Gustav Klimt, Standing Female Nude, 1901.
(Study for ‘The Three Gorgons; Beethoven Frieze’). Photo: Courtesy of the Albertina Museum, Vienna

“Beyond Klimt: New Horizons in Central Europe” at the Belvedere | Vienna, Austria 
Through August 26, 2018

In the years following 1918, artists in Central Europe strove to create new visual styles, building on Klimt’s legacy. At the Lower Belvedere, “Beyond Klimt” looks at his influence on European artists during the years between the World Wars. These artists were involved in artistic movements such as Constructivism and Expressionism, which connected art across international boundaries.
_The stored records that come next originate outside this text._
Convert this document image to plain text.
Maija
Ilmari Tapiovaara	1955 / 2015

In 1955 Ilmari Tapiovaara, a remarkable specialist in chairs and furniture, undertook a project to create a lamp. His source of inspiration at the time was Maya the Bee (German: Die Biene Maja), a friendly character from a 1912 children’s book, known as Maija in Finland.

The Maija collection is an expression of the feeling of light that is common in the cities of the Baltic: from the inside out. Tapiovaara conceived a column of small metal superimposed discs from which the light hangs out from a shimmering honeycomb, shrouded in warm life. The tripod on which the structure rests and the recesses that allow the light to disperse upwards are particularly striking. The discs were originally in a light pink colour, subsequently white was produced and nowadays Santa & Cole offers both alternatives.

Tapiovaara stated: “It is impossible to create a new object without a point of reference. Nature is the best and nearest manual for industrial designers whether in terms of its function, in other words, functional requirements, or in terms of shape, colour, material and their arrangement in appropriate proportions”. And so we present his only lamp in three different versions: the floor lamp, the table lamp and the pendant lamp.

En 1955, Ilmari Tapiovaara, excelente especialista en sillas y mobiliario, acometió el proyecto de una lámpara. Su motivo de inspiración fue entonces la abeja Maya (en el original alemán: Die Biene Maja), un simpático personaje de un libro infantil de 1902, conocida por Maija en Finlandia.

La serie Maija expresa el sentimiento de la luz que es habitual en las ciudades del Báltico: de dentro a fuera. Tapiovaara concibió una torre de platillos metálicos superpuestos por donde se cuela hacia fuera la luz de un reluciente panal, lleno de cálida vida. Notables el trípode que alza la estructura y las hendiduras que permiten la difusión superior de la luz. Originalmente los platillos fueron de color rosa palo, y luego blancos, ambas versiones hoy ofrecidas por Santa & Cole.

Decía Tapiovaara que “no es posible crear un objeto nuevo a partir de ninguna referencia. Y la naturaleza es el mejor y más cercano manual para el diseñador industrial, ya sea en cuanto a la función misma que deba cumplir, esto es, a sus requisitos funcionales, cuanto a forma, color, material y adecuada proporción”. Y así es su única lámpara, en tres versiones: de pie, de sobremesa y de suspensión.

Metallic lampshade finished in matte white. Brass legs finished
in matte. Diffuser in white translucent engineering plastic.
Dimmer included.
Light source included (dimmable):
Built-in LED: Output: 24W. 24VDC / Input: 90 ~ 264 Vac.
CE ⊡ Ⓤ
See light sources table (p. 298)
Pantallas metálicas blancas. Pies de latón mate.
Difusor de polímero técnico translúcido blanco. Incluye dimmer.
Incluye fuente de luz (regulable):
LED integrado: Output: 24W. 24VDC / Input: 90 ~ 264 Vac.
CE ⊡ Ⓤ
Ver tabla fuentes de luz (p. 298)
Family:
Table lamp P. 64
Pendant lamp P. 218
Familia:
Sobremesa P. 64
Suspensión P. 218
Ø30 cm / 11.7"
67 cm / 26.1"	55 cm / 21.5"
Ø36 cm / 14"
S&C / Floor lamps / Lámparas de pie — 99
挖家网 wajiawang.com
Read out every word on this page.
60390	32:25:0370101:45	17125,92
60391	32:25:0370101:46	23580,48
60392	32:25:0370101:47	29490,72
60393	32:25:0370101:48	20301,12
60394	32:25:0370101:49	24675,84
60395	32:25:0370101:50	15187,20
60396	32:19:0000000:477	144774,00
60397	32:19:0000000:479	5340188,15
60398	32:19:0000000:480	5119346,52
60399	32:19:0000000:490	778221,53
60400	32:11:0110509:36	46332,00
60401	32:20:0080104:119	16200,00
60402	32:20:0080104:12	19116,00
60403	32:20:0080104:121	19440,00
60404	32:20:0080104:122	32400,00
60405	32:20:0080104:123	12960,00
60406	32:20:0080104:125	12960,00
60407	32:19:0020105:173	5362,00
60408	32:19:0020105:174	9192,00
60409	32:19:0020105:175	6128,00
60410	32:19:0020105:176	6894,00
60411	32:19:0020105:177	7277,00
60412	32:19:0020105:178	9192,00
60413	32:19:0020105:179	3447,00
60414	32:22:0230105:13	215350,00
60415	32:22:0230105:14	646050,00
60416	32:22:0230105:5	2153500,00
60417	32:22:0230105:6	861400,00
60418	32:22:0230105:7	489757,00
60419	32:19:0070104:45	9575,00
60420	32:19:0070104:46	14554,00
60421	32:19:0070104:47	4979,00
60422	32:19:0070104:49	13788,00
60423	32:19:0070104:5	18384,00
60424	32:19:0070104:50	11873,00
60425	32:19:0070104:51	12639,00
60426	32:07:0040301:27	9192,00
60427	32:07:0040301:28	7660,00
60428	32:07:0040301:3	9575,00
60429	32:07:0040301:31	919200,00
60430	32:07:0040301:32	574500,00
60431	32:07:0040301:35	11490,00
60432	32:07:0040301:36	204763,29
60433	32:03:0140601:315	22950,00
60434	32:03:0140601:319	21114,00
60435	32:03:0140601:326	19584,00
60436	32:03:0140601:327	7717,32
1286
The show includes works by Schiele, Klimt, Oskar Kokoschka, and Koloman Moser, among others.

Oskar Kokoschka, Der Prager Hafen, 1936. Photo: Courtesy of The Belvedere Vienna

“Egon Schiele: The Jubilee Show” and “Gustav Klimt” at the Leopold Museum | Vienna, Austria 
Through November 4, 2018 and June 22–November 4, 2018

A pair of shows at the Leopold Museum, “Egon Schiele: The Jubilee Show” and “Gustav Klimt,” also honor these artists. “The Jubilee Show” contains works from the Leopold Museum’s collection, with a focus on Schiele’s Expressionist period, which lasted from 1910–14. “Gustav Klimt” contains art from both the Leopold Museum and the Leopold family’s private collection, as well as works from the Klimt Foundation. A major highlight is Klimt’s symbolist painting The Bride, his last unfinished painting. The exhibition will review Klimt’s career from Historicism to Viennese Jugendstil.

Gustav Klimt, The Bride, 1917/18 (unfinished). Photo: Klimt Foundation Vienna. Courtesy of the Leopold Museum
Egon Schiele behind the painting on an easel Autumn tree in moving air (“Winterbaum”), 1912. Photo: Courtesy of the Leopold Private collection
Cover: An immersive digital exhibition featuring Klimt and Schiele recently debuted at l'Atelier des Lumières in Paris.